Patrick glanced down at his feet. “I had some business.”
“Buying dead people’s books? Well, now you know that you can’t be away that long. So stop feeling bad about it.” I sounded like Willie.
Patrick looked up at me, serious. “I don’t know what I’d do without you, Jo, you know that?”
I laughed. “You’d survive.”
“No, I don’t know if I would.” He took a step closer. “Jo, we can tell each other anything, right?”
I looked at him. “What do you mean?”
He moved in close. “Just what I said. If I were to tell you something, I wouldn’t want it to scare you away.”

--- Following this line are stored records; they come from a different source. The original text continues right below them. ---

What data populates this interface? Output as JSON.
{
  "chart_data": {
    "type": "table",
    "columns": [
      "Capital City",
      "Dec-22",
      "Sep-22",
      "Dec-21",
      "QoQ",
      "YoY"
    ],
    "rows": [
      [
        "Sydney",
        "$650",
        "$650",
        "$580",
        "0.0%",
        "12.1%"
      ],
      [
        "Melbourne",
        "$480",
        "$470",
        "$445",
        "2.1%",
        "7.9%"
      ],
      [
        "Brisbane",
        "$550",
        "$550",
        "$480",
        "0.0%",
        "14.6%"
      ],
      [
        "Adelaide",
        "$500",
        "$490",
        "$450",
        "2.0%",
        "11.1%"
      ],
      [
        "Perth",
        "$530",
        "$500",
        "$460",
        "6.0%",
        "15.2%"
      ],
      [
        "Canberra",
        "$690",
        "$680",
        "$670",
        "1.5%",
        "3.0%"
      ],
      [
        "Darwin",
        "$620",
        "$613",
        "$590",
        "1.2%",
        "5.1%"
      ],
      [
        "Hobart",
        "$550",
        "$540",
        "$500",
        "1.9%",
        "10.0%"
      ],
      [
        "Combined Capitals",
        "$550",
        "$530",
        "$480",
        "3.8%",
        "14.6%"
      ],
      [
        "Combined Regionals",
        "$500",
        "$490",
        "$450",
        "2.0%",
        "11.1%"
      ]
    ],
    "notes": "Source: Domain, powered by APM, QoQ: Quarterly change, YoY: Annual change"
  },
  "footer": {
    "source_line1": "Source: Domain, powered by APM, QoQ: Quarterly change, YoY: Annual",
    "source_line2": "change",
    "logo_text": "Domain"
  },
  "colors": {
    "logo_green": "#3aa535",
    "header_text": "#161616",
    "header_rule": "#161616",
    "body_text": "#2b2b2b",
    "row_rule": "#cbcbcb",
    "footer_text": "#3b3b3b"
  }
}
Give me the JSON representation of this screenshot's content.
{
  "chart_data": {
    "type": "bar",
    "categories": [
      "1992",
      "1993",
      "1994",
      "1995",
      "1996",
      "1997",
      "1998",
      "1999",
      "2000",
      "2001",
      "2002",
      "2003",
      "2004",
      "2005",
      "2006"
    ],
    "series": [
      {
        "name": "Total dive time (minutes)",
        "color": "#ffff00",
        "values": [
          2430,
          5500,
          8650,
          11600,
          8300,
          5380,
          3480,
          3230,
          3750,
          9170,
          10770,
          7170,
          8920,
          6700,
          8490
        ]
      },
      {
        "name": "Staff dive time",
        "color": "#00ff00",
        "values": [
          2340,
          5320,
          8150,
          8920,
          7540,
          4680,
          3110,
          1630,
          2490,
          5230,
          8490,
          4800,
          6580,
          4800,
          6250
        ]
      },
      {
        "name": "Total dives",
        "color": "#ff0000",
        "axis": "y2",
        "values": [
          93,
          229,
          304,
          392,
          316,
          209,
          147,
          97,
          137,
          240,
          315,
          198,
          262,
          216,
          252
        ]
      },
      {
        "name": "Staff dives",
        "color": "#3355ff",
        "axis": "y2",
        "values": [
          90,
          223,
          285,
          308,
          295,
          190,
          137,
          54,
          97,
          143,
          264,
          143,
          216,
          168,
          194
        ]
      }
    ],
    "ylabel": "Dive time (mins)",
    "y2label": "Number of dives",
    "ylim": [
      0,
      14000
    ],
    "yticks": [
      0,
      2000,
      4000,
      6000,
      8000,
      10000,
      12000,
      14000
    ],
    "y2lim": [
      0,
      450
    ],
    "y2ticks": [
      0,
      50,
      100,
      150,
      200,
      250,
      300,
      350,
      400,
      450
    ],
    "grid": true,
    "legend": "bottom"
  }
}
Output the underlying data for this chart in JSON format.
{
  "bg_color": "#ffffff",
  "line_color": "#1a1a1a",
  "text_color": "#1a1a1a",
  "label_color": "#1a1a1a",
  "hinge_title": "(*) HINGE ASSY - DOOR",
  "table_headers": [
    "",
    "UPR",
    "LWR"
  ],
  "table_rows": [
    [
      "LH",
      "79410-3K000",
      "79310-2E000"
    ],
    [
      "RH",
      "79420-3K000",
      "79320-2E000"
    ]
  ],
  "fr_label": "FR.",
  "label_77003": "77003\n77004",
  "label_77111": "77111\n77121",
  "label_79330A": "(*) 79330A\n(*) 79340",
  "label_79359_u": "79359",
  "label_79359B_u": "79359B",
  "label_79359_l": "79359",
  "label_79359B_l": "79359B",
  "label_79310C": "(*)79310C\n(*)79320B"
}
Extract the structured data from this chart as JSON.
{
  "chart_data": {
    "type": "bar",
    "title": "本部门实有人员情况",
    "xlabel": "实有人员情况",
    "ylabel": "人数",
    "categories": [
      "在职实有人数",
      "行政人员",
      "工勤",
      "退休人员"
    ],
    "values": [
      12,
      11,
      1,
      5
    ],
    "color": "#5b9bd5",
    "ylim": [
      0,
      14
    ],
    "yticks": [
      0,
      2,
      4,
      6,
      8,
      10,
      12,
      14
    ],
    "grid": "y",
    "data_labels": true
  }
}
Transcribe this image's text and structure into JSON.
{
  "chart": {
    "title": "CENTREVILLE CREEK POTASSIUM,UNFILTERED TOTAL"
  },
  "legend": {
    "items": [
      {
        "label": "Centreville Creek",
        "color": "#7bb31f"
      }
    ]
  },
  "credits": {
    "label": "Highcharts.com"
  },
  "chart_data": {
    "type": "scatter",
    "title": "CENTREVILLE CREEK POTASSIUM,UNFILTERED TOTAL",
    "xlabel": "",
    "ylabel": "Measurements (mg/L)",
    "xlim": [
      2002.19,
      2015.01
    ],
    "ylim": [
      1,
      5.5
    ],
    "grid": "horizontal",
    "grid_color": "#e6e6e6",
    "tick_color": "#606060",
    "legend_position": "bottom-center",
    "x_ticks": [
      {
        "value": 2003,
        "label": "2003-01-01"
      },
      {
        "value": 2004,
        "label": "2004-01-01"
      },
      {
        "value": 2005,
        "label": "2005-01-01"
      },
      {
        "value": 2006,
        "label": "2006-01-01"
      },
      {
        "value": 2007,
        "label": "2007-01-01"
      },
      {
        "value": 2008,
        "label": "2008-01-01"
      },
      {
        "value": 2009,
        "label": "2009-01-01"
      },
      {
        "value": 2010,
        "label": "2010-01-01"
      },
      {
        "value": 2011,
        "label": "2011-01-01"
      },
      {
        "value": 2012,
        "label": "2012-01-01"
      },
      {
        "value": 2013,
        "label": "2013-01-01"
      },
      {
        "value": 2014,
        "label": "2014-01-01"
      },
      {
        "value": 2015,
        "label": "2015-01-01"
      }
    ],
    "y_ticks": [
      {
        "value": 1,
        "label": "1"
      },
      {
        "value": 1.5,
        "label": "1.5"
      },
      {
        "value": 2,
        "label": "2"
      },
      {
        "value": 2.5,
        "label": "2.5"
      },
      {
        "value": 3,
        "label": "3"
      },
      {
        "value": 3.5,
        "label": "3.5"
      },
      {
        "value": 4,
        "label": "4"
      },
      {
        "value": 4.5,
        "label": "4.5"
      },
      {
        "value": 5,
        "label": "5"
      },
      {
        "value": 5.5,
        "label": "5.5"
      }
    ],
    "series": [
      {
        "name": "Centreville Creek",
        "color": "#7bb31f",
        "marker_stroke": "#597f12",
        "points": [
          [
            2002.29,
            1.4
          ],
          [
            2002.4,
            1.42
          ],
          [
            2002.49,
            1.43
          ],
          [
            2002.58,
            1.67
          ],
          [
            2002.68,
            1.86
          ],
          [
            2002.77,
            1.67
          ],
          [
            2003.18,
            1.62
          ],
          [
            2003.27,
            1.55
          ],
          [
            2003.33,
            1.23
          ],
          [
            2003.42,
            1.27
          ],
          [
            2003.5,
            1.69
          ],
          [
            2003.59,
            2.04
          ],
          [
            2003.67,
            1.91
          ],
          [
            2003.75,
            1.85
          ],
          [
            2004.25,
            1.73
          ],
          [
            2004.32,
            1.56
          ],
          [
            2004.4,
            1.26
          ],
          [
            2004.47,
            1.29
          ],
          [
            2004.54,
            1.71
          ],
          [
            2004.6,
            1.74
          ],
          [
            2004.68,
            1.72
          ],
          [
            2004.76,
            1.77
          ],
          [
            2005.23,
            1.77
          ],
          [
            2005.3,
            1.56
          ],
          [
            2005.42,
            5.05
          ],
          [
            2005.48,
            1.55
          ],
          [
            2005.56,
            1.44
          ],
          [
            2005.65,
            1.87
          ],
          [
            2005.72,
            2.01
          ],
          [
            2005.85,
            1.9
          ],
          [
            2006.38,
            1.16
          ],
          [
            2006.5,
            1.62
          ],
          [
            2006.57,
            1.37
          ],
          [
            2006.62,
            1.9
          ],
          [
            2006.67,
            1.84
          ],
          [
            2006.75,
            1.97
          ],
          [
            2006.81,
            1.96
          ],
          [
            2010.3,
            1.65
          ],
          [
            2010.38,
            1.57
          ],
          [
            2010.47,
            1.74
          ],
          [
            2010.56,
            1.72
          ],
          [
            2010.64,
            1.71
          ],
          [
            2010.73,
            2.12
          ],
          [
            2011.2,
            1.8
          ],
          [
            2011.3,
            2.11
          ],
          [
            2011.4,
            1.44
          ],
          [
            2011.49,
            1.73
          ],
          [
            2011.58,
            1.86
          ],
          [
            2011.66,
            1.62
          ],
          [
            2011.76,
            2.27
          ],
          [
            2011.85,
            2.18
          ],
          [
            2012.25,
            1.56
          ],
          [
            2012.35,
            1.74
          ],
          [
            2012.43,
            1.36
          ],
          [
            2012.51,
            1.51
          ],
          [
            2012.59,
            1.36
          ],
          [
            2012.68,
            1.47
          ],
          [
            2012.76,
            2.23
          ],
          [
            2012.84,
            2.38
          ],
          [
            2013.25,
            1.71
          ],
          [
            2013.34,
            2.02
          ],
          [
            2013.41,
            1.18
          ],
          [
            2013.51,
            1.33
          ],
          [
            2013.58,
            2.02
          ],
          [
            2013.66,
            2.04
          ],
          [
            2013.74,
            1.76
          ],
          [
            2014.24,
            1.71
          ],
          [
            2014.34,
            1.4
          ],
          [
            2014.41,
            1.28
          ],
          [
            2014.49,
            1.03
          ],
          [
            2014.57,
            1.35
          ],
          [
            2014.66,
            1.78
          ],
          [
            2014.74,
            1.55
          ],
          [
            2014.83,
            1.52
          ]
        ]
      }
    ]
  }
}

My pulse began to jog. I looked from Patrick to the sink. “I can’t believe you’re saying that. Think about the things I tell you about Willie’s. That doesn’t scare you away. Oh, and talk about scary, before I left for Shady Grove, I ran into John Lockwell leaving the house after a date with Evangeline. She was in pigtails and her schoolgirl outfit.”
“No!” said Patrick. He stepped back from me.
“Yep.”
“Did you hide?” he asked.
“Hide? No, I told him I had a book delivery for Willie. I asked if he came to Willie’s often. At first he was rude and tried to brush me off. So I chased him down the driveway to Conti, told him I was applying to Smith and that I wanted a written recommendation from him.”
“You what?”
“Yep, and I told him I’d call or come by his house to get the letter if that was more convenient. He put two and two together real quick. He doesn’t want me telling his wife or creepy kids that I ran into him at a brothel, now, does he?”